West's chapter on slavery typifies his approach to the other issues in the book. In the rest of the book, West demonstrates the misunderstanding and misrepresentations of the Founders by modern scholars on women's rights, voting rights, property rights, the poor, and immigration. Just as in the chapter on slavery, each on these chapters presents overwhelming evidence which refutes the current misunderstandings and misrepresentations among modern scholars.

While West offers ample evidence to demonstrate that most scholars simply get the facts wrong or ignore inconvenient facts about the Founding generation, equally revealing is his analysis of why they get it wrong. The Founding Fathers believed that every human being possesses certain inalienable rights which are the gifts of God. The limited purpose of government is to secure these God-given rights. There was a consensus running through all elements of American society at the time of the Founding that human liberty was a gift from God. Most modern scholars and the cultural elites who have been educated by them reject this notion of liberty and substitute a progressive or historicist view of liberty. This notion of liberty sees human autonomy as the ideal in which the idea of liberty is divorced from the idea of nature and God.
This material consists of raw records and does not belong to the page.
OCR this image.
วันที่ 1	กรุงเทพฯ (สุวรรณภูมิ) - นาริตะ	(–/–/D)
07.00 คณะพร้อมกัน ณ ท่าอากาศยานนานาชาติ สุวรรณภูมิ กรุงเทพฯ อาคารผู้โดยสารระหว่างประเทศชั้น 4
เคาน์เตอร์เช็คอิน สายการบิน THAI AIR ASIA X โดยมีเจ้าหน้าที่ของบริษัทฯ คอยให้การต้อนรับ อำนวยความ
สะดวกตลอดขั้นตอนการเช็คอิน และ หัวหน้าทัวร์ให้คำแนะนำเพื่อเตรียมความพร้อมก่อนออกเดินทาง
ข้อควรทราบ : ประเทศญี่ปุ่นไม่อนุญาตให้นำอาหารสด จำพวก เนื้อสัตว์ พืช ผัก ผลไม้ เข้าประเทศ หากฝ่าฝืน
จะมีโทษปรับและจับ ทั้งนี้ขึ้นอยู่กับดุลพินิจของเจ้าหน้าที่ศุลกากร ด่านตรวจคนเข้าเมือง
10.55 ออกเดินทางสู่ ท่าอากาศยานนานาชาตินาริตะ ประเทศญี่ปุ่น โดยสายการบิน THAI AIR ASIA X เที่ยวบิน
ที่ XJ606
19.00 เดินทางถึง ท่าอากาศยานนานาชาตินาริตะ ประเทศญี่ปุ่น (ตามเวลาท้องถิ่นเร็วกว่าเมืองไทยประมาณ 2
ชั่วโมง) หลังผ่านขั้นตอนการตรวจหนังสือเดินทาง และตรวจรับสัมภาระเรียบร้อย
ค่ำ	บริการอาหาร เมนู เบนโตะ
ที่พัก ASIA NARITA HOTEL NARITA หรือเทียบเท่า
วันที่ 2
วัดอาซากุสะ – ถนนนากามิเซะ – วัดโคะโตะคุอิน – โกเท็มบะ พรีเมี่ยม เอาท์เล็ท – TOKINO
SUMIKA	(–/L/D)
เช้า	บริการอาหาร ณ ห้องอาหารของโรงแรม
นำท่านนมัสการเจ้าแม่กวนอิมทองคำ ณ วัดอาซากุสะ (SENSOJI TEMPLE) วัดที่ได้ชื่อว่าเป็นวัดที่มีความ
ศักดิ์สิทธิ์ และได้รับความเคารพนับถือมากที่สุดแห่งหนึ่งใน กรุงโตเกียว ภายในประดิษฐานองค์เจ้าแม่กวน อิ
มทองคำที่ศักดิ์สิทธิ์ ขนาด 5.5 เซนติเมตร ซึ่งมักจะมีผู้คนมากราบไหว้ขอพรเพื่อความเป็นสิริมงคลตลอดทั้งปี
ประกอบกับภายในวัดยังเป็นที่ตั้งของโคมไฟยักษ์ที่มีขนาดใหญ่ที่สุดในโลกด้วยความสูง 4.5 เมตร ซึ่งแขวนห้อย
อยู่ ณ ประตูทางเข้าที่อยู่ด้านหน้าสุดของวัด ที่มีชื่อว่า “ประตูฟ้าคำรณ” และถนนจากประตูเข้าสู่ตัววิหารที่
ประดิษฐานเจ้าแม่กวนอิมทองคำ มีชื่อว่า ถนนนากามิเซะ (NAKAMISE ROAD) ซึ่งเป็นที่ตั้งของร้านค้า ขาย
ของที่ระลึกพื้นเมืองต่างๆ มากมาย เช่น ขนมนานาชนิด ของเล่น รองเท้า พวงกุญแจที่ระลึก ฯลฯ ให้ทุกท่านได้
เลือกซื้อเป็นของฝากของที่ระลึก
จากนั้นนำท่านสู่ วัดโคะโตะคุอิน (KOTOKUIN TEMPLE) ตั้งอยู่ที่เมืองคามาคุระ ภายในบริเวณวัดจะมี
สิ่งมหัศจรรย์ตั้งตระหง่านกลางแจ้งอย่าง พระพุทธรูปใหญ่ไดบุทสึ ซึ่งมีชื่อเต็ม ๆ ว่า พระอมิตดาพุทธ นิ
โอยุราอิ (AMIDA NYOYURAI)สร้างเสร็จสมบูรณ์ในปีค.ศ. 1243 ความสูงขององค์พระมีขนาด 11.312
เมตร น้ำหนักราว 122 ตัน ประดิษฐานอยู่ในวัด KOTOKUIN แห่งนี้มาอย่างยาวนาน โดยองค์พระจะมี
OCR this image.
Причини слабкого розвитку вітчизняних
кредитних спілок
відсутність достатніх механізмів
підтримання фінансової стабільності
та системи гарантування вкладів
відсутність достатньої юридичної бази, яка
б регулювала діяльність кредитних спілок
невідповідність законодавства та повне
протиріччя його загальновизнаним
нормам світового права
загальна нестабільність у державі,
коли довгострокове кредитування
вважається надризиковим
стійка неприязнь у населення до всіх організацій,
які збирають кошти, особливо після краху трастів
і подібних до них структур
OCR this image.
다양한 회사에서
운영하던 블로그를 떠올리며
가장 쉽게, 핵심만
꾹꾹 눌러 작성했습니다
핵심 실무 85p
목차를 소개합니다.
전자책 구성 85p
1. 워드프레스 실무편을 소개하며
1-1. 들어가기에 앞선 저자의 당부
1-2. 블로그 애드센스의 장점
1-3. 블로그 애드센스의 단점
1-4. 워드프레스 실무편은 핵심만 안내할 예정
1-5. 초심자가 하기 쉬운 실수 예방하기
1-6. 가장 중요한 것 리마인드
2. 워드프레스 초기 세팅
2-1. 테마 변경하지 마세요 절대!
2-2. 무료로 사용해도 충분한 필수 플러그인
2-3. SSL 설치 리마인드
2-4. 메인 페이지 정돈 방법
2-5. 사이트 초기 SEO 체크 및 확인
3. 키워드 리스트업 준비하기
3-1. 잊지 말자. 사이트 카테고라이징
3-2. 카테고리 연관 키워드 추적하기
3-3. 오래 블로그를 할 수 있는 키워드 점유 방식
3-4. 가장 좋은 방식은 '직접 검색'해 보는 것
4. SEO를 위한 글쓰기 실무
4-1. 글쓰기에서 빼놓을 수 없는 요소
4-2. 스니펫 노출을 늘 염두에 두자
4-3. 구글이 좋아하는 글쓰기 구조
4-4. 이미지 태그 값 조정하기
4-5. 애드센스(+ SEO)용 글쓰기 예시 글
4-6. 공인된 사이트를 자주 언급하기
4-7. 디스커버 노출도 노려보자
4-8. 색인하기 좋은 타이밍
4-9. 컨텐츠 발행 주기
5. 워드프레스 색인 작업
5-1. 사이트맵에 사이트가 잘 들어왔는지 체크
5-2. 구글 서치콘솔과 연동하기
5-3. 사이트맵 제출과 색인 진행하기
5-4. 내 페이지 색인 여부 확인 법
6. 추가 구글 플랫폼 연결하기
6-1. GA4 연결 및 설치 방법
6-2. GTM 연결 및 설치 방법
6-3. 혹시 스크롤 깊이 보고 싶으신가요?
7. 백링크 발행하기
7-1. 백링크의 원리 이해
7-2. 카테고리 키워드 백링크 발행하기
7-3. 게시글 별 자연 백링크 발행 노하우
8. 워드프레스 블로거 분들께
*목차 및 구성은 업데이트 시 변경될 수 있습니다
In the 1830s, Alexis de Tocqueville observed a striking contrast between Europe and the United States. In America, Tocqueville said the spirit of liberty and the spirit of religion were not only seen as compatible but worked together mutually reinforcing the responsible practice of each. In Europe, by contrast no such consensus existed. In fact, in Europe and especially in France the spirit of liberty and the spirit of religion were at war with one another. The intellectuals in Europe in the 19th century believed that religion was the enemy of liberty and that true liberty was liberation from the Kingdom of Darkness.

The culture war in American today very much resembles the culture war in 19th Century Europe. There has been a breakdown in the consensus of the understanding of human liberty in the last two or three generations in America. There are two different notions of liberty at work in American society today. The autonomous liberty advocated by the cultural elites results in its vulgar form in a demand for toleration of self-indulgence in various forms. The more sophisticated versions of autonomous liberty result in a demand for radical egalitarianism in which all humans are liberated from God and nature (including biology) and government is used to distribute benefits or compassion and redistribute wealth rather than being limited to securing rights. Our Founding Fathers are condemned as racist, sexist, and elitist by modern scholars because they did not share this understanding of autonomous liberty.

Thomas West's book is an important antidote to this reigning political correctness. It deserves a wide readership. One can hope that it might even penetrate the ivory tower of political correctness and help re-establish the old consensus and the true and original understanding of liberty as self-government.

Craig is Professor of Politics at Hillsdale College.